As the official record of IANA proceedings, minutes of IANA meetings are potentially of great legal significance. They should accurately and briefly summarize the discussion, describe any actions taken and give the reasons for those actions. The Chairman of each committee should take responsibility for assuring that minutes of meetings are clear, concise, accurate and complete. Any questions about the minutes should be raised with antitrust counsel before they are circulated to the members.
- Do not disparage other companies or their products and services.
Members should not take actions which could be construed as expressing an agreement to exclude or discriminate against any company, whether or not it is an IANA member.
- If you are in doubt about any activity in connection with an IANA meeting, consult IANA's or your company's counsel.
No guide can fully delimit the scope of permissible and impermissible activities under the antitrust laws. Counsel should be consulted whenever a matter appears to raise antitrust concerns.
IANA administers several uniform agreements governing certain intermodal services. In addition, in the course of its activities, IANA will be considering technical and operational standards, and the development of electronic data interchange that will improve the efficiency, safety and competitiveness of intermodal participants. Such standard-setting activity is permitted by the antitrust laws, which recognize that developing standards is an important and legitimate function of trade associations. By eliminating unnecessary incompatibility of products and services, or improving the safety and efficiency of equipment, standards can benefit both the providers and the users of those products and services.
Standards must, however, be developed and implemented carefully to assure their compliance with the antitrust laws. In particular, standards should:
- be advantageous to those who adopt them and their customers. Standards should not be adopted unless they will improve safety, or efficiency, reduce costs or the like;
- be voluntary. There should never be any agreement or pressure to influence individual companies to adhere to uniform standards; rather, each company should be free to decide on its own whether to adopt or reject the standard;
be set in a process which is fair, open, and representative:
- not arbitrarily exclude competitors or reduce output in a market; and
- focus on technical and operational factors and avoid unnecessarily addressing commercial factors. If companies compete on the basis of a difference that will be eliminated by a standard, the standard should be reviewed closely by antitrust counsel before it is adopted.
Exemptions from the Antitrust Laws
There are immunities from and exemptions to the antitrust laws which may apply in some circumstances to activities of IANA and its members. The antitrust laws do not, for example, prohibit:
- good faith efforts to seek action from any branch of the government:
- activities which are specifically exempted from the antitrust laws by statute; for example, activities under agreements approved by the Federal Maritime Commission and immunized from antitrust liability by the Shipping Act of 1984:
- intrastate activities undertaken pursuant to a clearly articulated state policy to replace competition with regulation, and which are actively supervised by the state.

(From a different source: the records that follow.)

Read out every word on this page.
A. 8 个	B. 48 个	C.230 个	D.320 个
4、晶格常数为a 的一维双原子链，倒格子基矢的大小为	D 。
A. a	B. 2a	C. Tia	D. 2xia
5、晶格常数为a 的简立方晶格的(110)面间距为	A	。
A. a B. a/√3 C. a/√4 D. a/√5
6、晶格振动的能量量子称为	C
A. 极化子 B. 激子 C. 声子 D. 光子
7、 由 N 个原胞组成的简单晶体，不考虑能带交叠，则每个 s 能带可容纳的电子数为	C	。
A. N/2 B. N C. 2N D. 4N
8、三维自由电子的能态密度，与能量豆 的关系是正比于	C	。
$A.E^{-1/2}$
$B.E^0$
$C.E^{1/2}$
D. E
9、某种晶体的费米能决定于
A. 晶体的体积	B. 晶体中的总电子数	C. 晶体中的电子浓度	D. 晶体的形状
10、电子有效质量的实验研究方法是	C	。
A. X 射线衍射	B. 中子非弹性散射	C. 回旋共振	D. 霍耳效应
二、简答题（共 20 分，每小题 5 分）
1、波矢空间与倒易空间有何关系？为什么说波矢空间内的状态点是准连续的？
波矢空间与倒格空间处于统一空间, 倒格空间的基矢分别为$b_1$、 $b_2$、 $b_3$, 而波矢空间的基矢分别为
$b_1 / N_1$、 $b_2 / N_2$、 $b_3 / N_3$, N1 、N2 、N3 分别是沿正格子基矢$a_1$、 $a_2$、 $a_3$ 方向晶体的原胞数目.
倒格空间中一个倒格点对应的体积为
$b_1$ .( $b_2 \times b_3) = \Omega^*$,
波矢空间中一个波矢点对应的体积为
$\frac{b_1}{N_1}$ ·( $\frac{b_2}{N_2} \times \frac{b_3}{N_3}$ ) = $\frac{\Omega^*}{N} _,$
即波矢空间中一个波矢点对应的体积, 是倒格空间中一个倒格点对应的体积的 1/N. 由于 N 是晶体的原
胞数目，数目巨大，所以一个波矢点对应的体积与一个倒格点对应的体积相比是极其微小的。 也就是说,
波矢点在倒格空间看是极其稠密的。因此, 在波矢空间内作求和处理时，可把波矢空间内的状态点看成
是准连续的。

Antitrust exemptions can be narrowly construed, and their application to specific conduct generally raises significant questions of law and fact. Therefore, if activity is of the type to raise antitrust concerns, it should never be simply assumed that an exemption applies. Rather, the issue should be raised with counsel.
These guidelines should make you aware of the antitrust "danger zones.” If they are understood and adhered to, the legitimate business of IANA can be conducted with a minimum of antitrust risk.
These guidelines cannot, however, cover every issue that may arise; nor can they be taken as advice that any specific conduct does or does not violate the antitrust laws. You should advise IANA’s counsel or your company’s counsel whenever you have any questions concerning compliance with the antitrust laws in connection with IANA matters.